Sheriff Sproul: Driving Drowsy

Sheriff Kevin Sproul

Tuesday, September 3rd, 2019

There has been a lot of emphasis lately on the dangers of driving distracted. While DUI and distracted driving are indeed the leading causes of highway deaths, there is another driver-related danger we should be aware of. Drowsiness can sneak up on you when you’re driving. In fact, according to a Centers for Disease Control, a study of 150,000 drivers across nearly 20 states, 4% reported that they had fallen asleep while driving at least once in the previous 30 days.

According to the National Institutes of Health, adults should get 7-8 hours of sleep per night. While this sounds pretty basic, many people can’t seem to budget that much time for sleep. Many more suffer from sleep disorders or have irregular sleep patterns due to shift work or other issues. Many of these factors contribute to drowsy driving. The National Highway Traffic Safety Administration estimates that up to 6,000 fatal crashes per year may be caused by drowsy drivers.

Drowsiness can seriously impair a driver’s ability to pay attention to the road. Reaction time can be significantly slowed and judgment can be impaired as well. Driving late at night, between eleven p.m. and two a.m. is particularly dangerous for falling asleep at the wheel.

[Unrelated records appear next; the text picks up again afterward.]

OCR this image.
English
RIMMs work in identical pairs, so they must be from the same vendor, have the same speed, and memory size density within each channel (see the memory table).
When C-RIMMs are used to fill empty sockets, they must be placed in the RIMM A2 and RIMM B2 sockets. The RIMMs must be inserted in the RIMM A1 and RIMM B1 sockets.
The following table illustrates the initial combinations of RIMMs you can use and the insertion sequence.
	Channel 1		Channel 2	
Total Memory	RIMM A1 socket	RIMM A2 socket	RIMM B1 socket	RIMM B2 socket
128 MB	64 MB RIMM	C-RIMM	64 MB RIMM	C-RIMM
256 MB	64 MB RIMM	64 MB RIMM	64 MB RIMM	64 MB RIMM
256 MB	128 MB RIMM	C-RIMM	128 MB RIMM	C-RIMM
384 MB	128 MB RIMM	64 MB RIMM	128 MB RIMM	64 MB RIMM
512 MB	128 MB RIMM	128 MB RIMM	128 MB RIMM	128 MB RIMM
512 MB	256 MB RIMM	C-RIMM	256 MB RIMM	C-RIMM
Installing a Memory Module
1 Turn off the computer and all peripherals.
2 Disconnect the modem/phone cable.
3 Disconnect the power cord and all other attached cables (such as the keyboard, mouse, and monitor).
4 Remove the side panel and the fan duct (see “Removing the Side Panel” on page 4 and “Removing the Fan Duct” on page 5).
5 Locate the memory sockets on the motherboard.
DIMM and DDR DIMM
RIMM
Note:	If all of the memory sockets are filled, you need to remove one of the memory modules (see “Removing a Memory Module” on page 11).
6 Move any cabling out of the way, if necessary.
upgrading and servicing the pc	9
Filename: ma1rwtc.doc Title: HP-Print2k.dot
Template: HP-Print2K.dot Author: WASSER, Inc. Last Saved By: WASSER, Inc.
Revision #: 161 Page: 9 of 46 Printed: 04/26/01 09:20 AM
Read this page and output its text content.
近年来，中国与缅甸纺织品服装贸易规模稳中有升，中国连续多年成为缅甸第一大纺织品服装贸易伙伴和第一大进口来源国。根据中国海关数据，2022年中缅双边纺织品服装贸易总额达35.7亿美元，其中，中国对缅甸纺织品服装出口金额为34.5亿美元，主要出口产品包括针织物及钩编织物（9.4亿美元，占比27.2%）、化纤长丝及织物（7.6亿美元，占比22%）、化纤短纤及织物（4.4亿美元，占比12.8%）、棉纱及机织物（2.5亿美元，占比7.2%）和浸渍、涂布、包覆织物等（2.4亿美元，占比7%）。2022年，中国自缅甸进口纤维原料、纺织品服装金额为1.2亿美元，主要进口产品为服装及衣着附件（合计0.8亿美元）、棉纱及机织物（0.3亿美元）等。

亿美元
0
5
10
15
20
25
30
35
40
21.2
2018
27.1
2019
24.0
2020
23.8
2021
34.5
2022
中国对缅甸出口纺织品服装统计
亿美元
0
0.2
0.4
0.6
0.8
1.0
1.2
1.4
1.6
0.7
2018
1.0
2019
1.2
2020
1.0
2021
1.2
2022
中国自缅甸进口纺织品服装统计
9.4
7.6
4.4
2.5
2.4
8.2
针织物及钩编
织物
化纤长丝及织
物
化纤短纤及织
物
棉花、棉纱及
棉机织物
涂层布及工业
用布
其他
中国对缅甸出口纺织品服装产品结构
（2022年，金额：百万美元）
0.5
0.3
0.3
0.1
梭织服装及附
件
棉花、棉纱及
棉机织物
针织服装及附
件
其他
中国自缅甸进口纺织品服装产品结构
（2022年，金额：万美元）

Here are some signs to watch for:

Yawning a lot.

Having trouble keeping your eyes open.

Not being able to concentrate.

Not remembering the last few minutes or seconds.

Jerking of your head or body from the brink of falling asleep.

The car wanders from the road or into another lane.

What to do:

Slow down.

Turn radio to a lively station, try singing.

Roll down window and get some fresh air for a few minutes, or turn vent on full blast.

Turn on music and sing out loud.

Talk to a passenger if you have one.

While these ideas may help for a few minutes, they won’t keep you awake for long if you’re very tired; so, as soon as you can you should:

Pull off road into a safe parking space, like a rest area. Lock the doors and take a nap.  The National Sleep Foundation recommends that you take a nap for 15-45 minutes.

Make a pit stop, use the bathroom and get a caffeinated beverage. Remember that it will take about 30 minutes to feel the effects.

The best way to prevent getting drowsy while driving is to get a good night’s sleep the night before your trip or take a nap before you leave. Avoid drinking alcohol or taking medications that make you sleepy. Develop good sleeping habits and try to stick to a schedule. If you have a sleep disorder (or have symptoms of a sleep disorder such as snoring or feeling sleepy during the day), talk to your doctor about treatment options.